At Home Abroad
HLS faculty and students look to other countries to better people's lives and increase their own understanding of the world of law
Professor Lucie White '81 says it was as if she'd hit a wall. She'd done social welfare work in the United States for 30 years and taught law for 20, but she found that to be able to continue, she needed to put poverty in a global framework. Two years ago, White began taking Harvard Law students to Ghana to work in one of the poorest areas in the capital-- neighborhoods where raw sewage floats in open gutters past people's homes. The students work with the community on the long road to securing sanitation and the access to health care guaranteed under the law. White says it's a journey she's found incredibly rewarding.
Professor Howell Jackson '82 began his career at HLS in the late '80s focusing on domestic financial regulation. He's since researched cross-border securities transactions and advised foreign governments on the way American securities regulation might be adapted for use overseas. This semester he's teaching a new course on international securities. He says it's where many of the most interesting problems in the field now arise.
In the 1980s, in her writing on family law, Professor Martha Minow focused primarily on domestic issues. In 1996, as the South African Truth and Reconciliation Commission got under way, she began a book on possible legal responses to mass violence. It stemmed from her work with Facing History and Ourselves, a genocide education organization, and her long-standing interest in the question: How do you create a world where difference is respected and not a grounds for extermination? The book, "Between Vengeance and Forgiveness: Facing History after Genocide and Mass Violence," won an award from the American Society of International Law. She's since run the program for the Office of the U.N. High Commissioner for Refugees to promote coexistence when refugees return home, focusing on Rwanda and Bosnia. She's also been part of the Independent International Commission on Kosovo, flying around the world to hold hearings about the NATO intervention. She's written books and developed a new course on related topics. Even a book she published last year on school vouchers and the privatization of welfare in the United States has comparative elements.
For years, such quiet transformations have been at work among the Harvard Law School faculty. As the legal profession has become more global, so has legal education. In the midst of political and economic changes, faculty like White, Jackson and Minow, who did not begin their careers as internationalists, have found their scholarship taking them outside the borders of the United States. Whether it's working for change or dealing with jurisdictional questions affecting U.S. law, their work sheds new light on old assumptions. They bring new expertise and insight back to the classroom.

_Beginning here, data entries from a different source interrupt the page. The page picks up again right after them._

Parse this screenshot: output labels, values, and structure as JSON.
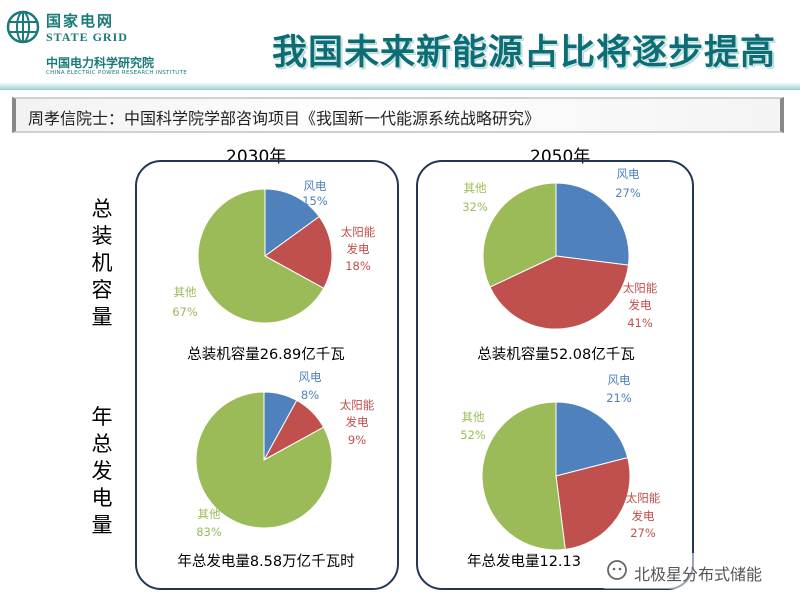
{
  "header": {
    "logo_cn": "国家电网",
    "logo_en": "STATE GRID",
    "institute_cn": "中国电力科学研究院",
    "institute_en": "CHINA ELECTRIC POWER RESEARCH INSTITUTE",
    "title": "我国未来新能源占比将逐步提高"
  },
  "subtitle": "周孝信院士：中国科学院学部咨询项目《我国新一代能源系统战略研究》",
  "years": [
    "2030年",
    "2050年"
  ],
  "row_labels": [
    "总装机容量",
    "年总发电量"
  ],
  "colors": {
    "wind": "#4f81bd",
    "solar": "#c0504d",
    "other": "#9bbb59"
  },
  "chart_data": [
    {
      "type": "pie",
      "year": "2030年",
      "metric": "总装机容量",
      "caption": "总装机容量26.89亿千瓦",
      "slices": [
        {
          "name": "风电",
          "value": 15,
          "label": "15%"
        },
        {
          "name": "太阳能发电",
          "value": 18,
          "label": "18%"
        },
        {
          "name": "其他",
          "value": 67,
          "label": "67%"
        }
      ]
    },
    {
      "type": "pie",
      "year": "2050年",
      "metric": "总装机容量",
      "caption": "总装机容量52.08亿千瓦",
      "slices": [
        {
          "name": "风电",
          "value": 27,
          "label": "27%"
        },
        {
          "name": "太阳能发电",
          "value": 41,
          "label": "41%"
        },
        {
          "name": "其他",
          "value": 32,
          "label": "32%"
        }
      ]
    },
    {
      "type": "pie",
      "year": "2030年",
      "metric": "年总发电量",
      "caption": "年总发电量8.58万亿千瓦时",
      "slices": [
        {
          "name": "风电",
          "value": 8,
          "label": "8%"
        },
        {
          "name": "太阳能发电",
          "value": 9,
          "label": "9%"
        },
        {
          "name": "其他",
          "value": 83,
          "label": "83%"
        }
      ]
    },
    {
      "type": "pie",
      "year": "2050年",
      "metric": "年总发电量",
      "caption": "年总发电量12.13",
      "slices": [
        {
          "name": "风电",
          "value": 21,
          "label": "21%"
        },
        {
          "name": "太阳能发电",
          "value": 27,
          "label": "27%"
        },
        {
          "name": "其他",
          "value": 52,
          "label": "52%"
        }
      ]
    }
  ],
  "watermark": "北极星分布式储能"
}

Although previously he hadn't worked in comparative law, Professor Frank Michelman '60 has developed a new class looking at the South African and U.S. constitutions. He got involved in 1995, just as the South African Constitutional Court was about to hold its first round of hearings. He participated in discussions in South Africa with other academics as well as lawyers and judges about Bill of Rights interpretation a year before the final constitution was instituted.
Being present at this early stage in a country's constitutional development has been exciting and moving, Michelman says. It's also given him a new angle on teaching. He hopes the course allows students "to get some distance on American ways by getting a close-up look at how matters quite similar looking were developing in another legal system in a country, of course, which is vastly differently situated."
Some striking differences between the constitutional texts, he says, involve specific guarantees in the South African Bill of Rights that are absent from the U.S. Constitution, including housing, means of subsistence and health care. And recently in South Africa, he says, Bill of Rights guarantees have been drawn upon in the resolution of disputes between private individuals in ways they would not be in U.S. constitutional law.
Michelman's outlook is in part what makes 2L Sandra Badin happy to be at HLS. Badin, who is also completing a Ph.D. in political science and comparative politics at Columbia University, came to law school because of her interest in equality and equal protection jurisprudence. She has been working as Michelman's research assistant and is taking his class this semester.
"I love that some people here are really alive to the fascinating intellectual questions that each case raises," she said. She envisions a third-year paper on how the Israeli Supreme Court has dealt with equality claims from Arab Israelis. For her, it's part of a broader question: How does a state's national character set limits on individual rights and on who has claims to equality? Badin hopes to teach law someday and to develop an expertise in comparative constitutionalism. Comparison, she says, can only sharpen your focus.
It seems many faculty at HLS agree. As part of the Strategic Plan, the faculty voted to add an international or comparative course to the list of recommended classes. Professor Bill Alford ' 77, associate dean for the Graduate Program and International Legal Studies, estimates that right now no more than 30 percent of J.D. students take such a course. "The thinking is that ideally you should have some grounding in things international to be a literate lawyer in the 21st century," he said. "There may be international implications to decisions that have been historically domestic."
Although most J.D. students may not be taking international courses yet, they have a growing interest in international work. April Stockfleet, assistant director for international programs and law teaching in Career Services, says more than 100 students have approached her this year about the possibility of working abroad their first summer in law school. It is partly in response to employer demand in a legal workplace that has become increasingly global. But she says it also reflects the backgrounds and experience of the students themselves, more and more of whom have studied abroad and speak foreign languages.